Cynthia Rudin, PhD, is a highly regarded computer scientist who’s been eyeing the advance of artificial intelligence into society with equal parts enthusiasm and concern.
At her home base, Duke University in Durham, North Carolina, Prof. Rudin directs a lab focused on interpretable machine learning while also teaching and/or researching statistical science, biostatistics and bioinformatics.
Looking outward, Rudin has called on the federal government to regulate AI companies, warning that a lack of centralized oversight could bring unintended consequences that no one but pure profiteers would like.
Or, as she put it a few weeks ago in The Hill: AI technology “feels like a runaway train that we’re chasing on foot.”
Attention must be paid, as Rudin’s recently earned honors have included a 2022 Guggenheim Fellowship and, in 2021, a $1 million AAAI Squirrel AI Award conferred by the Association for the Advancement of Artificial Intelligence to those who have helped steer the technology toward the broad benefit of humanity. (The Squirrel has been called the “Nobel Prize of AI.”)
Rudin took questions from HealthExec, opting to answer in writing via email. Here’s the exchange with our questions in bold type.
Professor Rudin, would you begin by telling which clinical use cases you’re especially excited about within healthcare AI?

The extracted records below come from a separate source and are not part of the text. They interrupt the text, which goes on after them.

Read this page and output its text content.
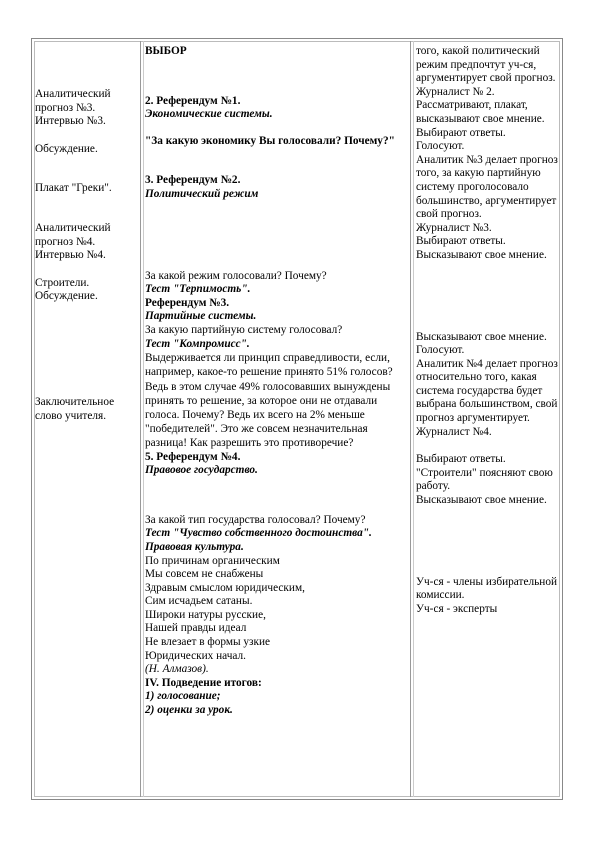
Аналитический прогноз №3.

Интервью №3.

Обсуждение.

Плакат "Греки".

Аналитический прогноз №4.

Интервью №4.

Строители.

Обсуждение.

Заключительное слово учителя.

ВЫБОР

2. Референдум №1.

Экономические системы.

"За какую экономику Вы голосовали? Почему?"

3. Референдум №2.

Политический режим

За какой режим голосовали? Почему?

Тест "Терпимость".

Референдум №3.

Партийные системы.

За какую партийную систему голосовал?

Тест "Компромисс".

Выдерживается ли принцип справедливости, если, например, какое-то решение принято 51% голосов? Ведь в этом случае 49% голосовавших вынуждены принять то решение, за которое они не отдавали голоса. Почему? Ведь их всего на 2% меньше "победителей". Это же совсем незначительная разница! Как разрешить это противоречие?

5. Референдум №4.

Правовое государство.

За какой тип государства голосовал? Почему?

Тест "Чувство собственного достоинства".

Правовая культура.

По причинам органическим

Мы совсем не снабжены

Здравым смыслом юридическим,

Сим исчадьем сатаны.

Широки натуры русские,

Нашей правды идеал

Не влезает в формы узкие

Юридических начал.

(Н. Алмазов).

IV. Подведение итогов:

1) голосование;

2) оценки за урок.

того, какой политический режим предпочтут уч-ся, аргументирует свой прогноз.

Журналист № 2.

Рассматривают, плакат, высказывают свое мнение.

Выбирают ответы.

Голосуют.

Аналитик №3 делает прогноз того, за какую партийную систему проголосовало большинство, аргументирует свой прогноз.

Журналист №3.

Выбирают ответы.

Высказывают свое мнение.

Высказывают свое мнение.

Голосуют.

Аналитик №4 делает прогноз относительно того, какая система государства будет выбрана большинством, свой прогноз аргументирует.

Журналист №4.

Выбирают ответы.

"Строители" поясняют свою работу.

Высказывают свое мнение.

Уч-ся - члены избирательной комиссии.

Уч-ся - эксперты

Right now I’m working on computer-aided mammography, neurology for critically ill patients and analytics for wearable devices for heart monitoring (think of a smartwatch). I’m excited about the possibility of detecting arrhythmia much faster than ever before (used to be that you might not detect it until the person was at the hospital for some terrible situation).

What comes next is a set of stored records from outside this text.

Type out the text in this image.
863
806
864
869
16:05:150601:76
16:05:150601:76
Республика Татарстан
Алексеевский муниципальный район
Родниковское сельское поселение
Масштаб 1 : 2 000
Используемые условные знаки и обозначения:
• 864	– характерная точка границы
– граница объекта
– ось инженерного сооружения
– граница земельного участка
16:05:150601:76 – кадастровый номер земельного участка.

A lot of my work is on techniques, which are cross-cutting, so you can use it across domains. We’re designing techniques for building medical scoring systems, which are tiny little formulas that look like someone might have created them by hand (they could fit on an index card), but they are actually deceivingly accurate machine learning models. Those can be used in almost any area of medicine.

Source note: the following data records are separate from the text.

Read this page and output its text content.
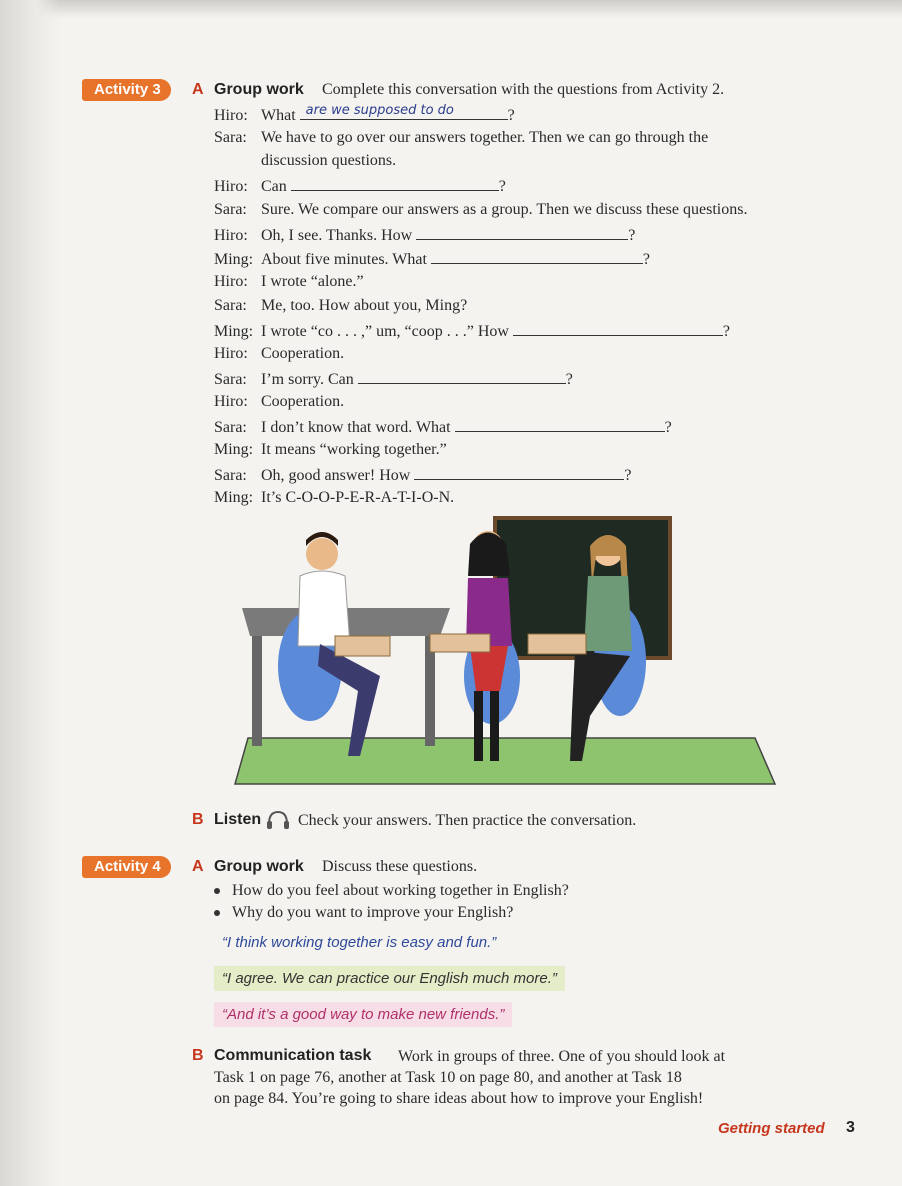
Activity 3	A Group work Complete this conversation with the questions from Activity 2.
Hiro: What are we supposed to do	?
Sara: We have to go over our answers together. Then we can go through the
discussion questions.
Hiro: Can	?
Sara: Sure. We compare our answers as a group. Then we discuss these questions.
Hiro: Oh, I see. Thanks. How	?
Ming: About five minutes. What	?
Hiro: I wrote “alone.”
Sara: Me, too. How about you, Ming?
Ming: I wrote “co . . . ,” um, “coop . . .” How	?
Hiro: Cooperation.
Sara: I’m sorry. Can	?
Hiro: Cooperation.
Sara: I don’t know that word. What	?
Ming: It means “working together.”
Sara: Oh, good answer! How	?
Ming: It’s C-O-O-P-E-R-A-T-I-O-N.
B Listen Check your answers. Then practice the conversation.
Activity 4	A Group work Discuss these questions.
How do you feel about working together in English?
Why do you want to improve your English?
“I think working together is easy and fun.”
“I agree. We can practice our English much more.”
“And it’s a good way to make new friends.”
B Communication task Work in groups of three. One of you should look at
Task 1 on page 76, another at Task 10 on page 80, and another at Task 18
on page 84. You’re going to share ideas about how to improve your English!
Getting started 3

For the mammography project, we’re building interpretable neural networks, and I’m excited that these are as accurate as black box neural networks, so they can replace black box networks across any clinical domain that uses images.
Are there any clinical applications over which you have strong misgivings?
I really don’t like what people are doing with explaining black boxes and telling everyone they actually understand what the black box is doing, because they don’t! There have been more than a couple cases where FDA-approved models went wrong, and because they are black box, no one really knows why. If you care, and if it’s important, build an interpretable model.
Everyone wants to use ChatGPT for medicine. Given that it provides wrong answers that it’s confident in, I don’t know why you’d want to trust it for high-stakes decisions. Just because it’s amazingly cool does not make it trustworthy.
Any thoughts on nonclinical uses of AI in healthcare—billing and coding, medical debt collections, administrative efficiencies and so on?
It’s a good idea to use AI to find patterns that might be important, but if it is something that matters, a human should be making the final decision. I know there were some articles about debt collections that were totally automated and not designed very well, which prevented people from accessing a human to sort out that issue. There were also algorithms, again not designed very well, that provided service in a racially biased way because they predicted the cost of healthcare as a proxy for how sick the patient was (which is a racially biased estimate)
The problem is that AI gets implemented way too soon. People get excited about what it can do and push it out there when it’s not very good and hasn’t been tested properly. It would be lovely, though, if the AI could fill in repetitive forms for us.
Do you really believe we need a new federal department to oversee AI out of Washington, D.C.?
Yes, but not for healthcare, mainly for other things. The FDA should be able to handle AI growth within healthcare. It should not allow algorithms to be used when not tested. We wrote some papers on in vitro fertilization, detailing a case where patients are being sold AI predictions for thousands of dollars in cases where the AI wasn’t properly tested.
What sorts of big-picture opportunities and challenges would you expect to emerge from healthcare AI over the next several years?
Along with heart monitoring, I’d love to see AI better influence cancer care, so people could get more personalized treatments with fewer side effects. There seems to be a lot of AI in drug discovery. It’s not clear yet how successful that has been, and I’m not an expert.
I’m slightly concerned about genetics, but perhaps that’s more sci-fi. I don’t know how much we’re going to truly be able to glean about people’s health and personalities from their genetics. But the more we find, the more it needs to be heavily protected—and since genetic information is shared across family, it makes the privacy problem more difficult.
On balance, are you more eager than anxious about AI in healthcare—or vice versa?
I’m definitely excited about it. I’ve got concerns about AI’s growth in other areas, but healthcare I think is overall a great space for AI to expand into. The major challenge is getting a hold of data, since there is a lot of data-hugging that prevents AI researchers from doing their best work. A second important challenge is how to evaluate all these AI models before they get launched!